Professionals from infectious disease units have also been one of the groups most involved in the fight against COVID-19. This is how María del Carmen Fariñas, head of the Infectious Diseases Unit – which won one of the Best in Class 2020 awards – at the Marqués de Valdecilla University Hospital, in Cantabria, explains it. “Later more services were added because it was impossible to assume everything on our part, but from the first moment they were approached and treated with the best possible care.” And they have had to do it while continuing to provide the best assistance to other infectious diseases. Hard work that “translates into the fatigue of professionals, after a year with an extraordinary involvement”, admits this specialist.
An implication that in certain aspects is not rewarded, since both emergency and infectious professionals do not yet have specialty recognition. A few months ago, the then Minister of Health Salvador Illa, assured that both professionals would obtain this new qualification, but they are still waiting. “There are very few countries in all of Europe that do not have it. I think it is a good time for Spain to join in, ”says Fariñas.
In the same vein, the president of the Spanish Society of Emergency and Emergency Medicine states: “This is a historical demand of our society. Spain and Portugal are the only countries in Europe where there is no training in emergencies and emergencies. As we continue in this dynamic, our services will end up running out ”.

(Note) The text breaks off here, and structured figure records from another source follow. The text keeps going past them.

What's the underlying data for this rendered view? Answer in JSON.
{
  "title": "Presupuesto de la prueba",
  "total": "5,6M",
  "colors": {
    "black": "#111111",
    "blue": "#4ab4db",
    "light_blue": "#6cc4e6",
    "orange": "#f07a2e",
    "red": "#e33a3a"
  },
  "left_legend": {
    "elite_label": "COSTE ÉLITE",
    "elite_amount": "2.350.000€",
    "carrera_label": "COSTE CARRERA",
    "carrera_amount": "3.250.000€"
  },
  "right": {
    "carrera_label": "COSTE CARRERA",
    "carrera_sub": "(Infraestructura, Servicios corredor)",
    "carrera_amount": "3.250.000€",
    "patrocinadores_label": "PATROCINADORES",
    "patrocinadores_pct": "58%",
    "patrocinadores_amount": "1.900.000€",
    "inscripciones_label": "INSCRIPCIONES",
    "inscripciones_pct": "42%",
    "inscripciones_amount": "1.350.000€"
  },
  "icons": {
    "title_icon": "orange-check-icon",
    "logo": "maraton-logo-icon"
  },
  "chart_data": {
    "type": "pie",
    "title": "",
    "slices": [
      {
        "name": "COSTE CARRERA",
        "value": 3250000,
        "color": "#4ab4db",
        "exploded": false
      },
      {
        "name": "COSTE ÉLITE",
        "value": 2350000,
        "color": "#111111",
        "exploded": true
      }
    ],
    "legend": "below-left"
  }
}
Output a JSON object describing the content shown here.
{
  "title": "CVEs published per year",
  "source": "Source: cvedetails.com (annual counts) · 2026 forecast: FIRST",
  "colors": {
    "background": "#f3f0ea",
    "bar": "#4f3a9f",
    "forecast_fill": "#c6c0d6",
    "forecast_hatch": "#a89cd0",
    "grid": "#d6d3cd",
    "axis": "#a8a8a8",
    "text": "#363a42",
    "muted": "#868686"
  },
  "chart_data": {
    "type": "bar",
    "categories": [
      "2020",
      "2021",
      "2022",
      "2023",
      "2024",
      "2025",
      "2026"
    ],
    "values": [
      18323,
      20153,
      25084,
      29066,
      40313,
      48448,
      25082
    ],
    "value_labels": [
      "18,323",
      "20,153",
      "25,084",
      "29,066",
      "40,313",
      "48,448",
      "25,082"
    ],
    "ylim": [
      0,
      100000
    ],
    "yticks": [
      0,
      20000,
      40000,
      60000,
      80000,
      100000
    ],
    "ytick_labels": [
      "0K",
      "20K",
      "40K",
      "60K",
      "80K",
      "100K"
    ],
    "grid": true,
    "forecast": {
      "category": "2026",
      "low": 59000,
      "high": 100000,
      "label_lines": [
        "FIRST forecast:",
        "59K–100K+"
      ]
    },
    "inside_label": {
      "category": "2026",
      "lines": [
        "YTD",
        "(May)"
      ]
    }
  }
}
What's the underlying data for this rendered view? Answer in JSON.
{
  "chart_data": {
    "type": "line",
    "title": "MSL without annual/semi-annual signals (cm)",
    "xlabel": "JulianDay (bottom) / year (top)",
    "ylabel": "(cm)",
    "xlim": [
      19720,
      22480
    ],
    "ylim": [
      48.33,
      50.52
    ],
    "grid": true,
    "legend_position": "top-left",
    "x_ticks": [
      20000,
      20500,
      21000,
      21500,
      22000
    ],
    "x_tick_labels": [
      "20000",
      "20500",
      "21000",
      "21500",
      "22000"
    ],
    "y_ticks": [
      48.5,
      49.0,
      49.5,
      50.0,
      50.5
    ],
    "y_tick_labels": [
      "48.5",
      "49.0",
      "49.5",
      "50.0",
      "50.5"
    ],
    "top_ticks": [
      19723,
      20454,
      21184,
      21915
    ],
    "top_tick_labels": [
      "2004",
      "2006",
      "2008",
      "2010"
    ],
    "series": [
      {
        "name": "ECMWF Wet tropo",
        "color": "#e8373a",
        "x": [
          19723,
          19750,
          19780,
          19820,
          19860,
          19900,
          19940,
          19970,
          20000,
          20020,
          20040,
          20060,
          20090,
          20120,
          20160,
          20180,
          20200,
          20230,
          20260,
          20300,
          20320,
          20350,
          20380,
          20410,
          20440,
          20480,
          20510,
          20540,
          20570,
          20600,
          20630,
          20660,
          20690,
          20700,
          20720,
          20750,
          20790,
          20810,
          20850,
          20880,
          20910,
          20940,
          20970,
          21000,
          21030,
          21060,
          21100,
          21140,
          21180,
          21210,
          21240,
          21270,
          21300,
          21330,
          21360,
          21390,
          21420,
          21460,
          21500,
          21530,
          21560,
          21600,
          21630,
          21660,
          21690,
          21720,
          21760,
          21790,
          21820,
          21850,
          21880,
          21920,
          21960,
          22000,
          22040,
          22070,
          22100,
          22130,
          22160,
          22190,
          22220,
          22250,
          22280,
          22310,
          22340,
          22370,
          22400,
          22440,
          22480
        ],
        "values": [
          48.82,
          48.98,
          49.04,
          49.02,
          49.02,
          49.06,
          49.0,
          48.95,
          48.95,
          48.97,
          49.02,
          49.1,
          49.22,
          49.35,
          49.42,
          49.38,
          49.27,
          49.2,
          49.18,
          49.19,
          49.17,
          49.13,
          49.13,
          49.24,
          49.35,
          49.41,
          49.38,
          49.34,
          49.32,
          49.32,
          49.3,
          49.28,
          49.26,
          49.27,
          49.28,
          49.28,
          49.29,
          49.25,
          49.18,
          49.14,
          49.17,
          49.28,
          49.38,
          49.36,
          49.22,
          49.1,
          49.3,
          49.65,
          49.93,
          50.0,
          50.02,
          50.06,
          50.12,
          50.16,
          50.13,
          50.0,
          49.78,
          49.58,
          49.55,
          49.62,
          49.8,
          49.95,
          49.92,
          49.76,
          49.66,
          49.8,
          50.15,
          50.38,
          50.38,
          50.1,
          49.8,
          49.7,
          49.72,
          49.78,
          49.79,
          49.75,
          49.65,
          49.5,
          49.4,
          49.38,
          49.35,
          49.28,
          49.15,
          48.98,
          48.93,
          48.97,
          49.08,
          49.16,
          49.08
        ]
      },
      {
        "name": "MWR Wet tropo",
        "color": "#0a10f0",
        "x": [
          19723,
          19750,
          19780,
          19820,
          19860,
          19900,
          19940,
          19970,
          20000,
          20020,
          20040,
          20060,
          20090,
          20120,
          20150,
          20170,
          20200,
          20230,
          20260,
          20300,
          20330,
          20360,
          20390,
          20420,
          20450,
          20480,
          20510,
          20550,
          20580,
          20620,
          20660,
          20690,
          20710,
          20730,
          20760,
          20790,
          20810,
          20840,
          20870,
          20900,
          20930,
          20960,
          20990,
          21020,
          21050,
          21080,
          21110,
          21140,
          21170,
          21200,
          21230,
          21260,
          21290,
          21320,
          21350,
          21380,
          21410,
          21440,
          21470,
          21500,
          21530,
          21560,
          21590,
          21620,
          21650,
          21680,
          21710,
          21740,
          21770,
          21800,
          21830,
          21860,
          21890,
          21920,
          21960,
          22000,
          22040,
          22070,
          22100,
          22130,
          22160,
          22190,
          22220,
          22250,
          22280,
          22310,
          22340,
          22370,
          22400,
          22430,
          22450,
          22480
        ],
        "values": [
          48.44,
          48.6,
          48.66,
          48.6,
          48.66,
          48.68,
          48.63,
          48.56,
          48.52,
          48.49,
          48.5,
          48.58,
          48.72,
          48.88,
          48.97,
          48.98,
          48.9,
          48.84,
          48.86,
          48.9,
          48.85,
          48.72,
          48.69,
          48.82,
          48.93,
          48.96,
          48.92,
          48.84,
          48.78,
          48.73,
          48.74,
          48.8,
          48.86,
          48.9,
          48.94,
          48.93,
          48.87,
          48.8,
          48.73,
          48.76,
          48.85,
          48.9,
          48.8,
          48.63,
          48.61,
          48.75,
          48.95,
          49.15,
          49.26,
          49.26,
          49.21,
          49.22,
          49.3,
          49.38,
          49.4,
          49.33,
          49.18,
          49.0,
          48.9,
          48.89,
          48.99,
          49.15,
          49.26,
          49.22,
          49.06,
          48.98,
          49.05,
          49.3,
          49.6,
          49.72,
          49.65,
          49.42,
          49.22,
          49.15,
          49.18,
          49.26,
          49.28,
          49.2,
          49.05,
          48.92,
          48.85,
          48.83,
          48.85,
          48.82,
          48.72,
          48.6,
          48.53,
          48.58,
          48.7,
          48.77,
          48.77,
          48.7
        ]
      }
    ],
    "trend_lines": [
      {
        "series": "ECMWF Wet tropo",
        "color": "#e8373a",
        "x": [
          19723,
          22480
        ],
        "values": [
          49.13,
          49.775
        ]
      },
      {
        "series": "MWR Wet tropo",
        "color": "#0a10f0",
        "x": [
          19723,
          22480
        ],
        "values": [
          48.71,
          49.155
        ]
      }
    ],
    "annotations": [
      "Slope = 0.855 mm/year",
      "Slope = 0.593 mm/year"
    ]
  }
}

As a respiratory disease, COVID-19 has also had a strong impact on the pulmonology services of hospitals. Carlos A. Jiménez-Ruiz, president of the Spanish Society of the Spanish Society of Pulmonology and Thoracic Surgery (SEPAR), highlights the magnificent work done by all the pulmonologists, nurses and respiratory physiotherapists that make up this specialty. “This group has known how to fulfill its commitments by providing the best healthcare to its patients, despite the scarce knowledge of the disease, the lack of human and material resources available, the shortage of PPE and the risk of contracting a disease. serious illness that they could transmit to their families and relatives ”, he applauds.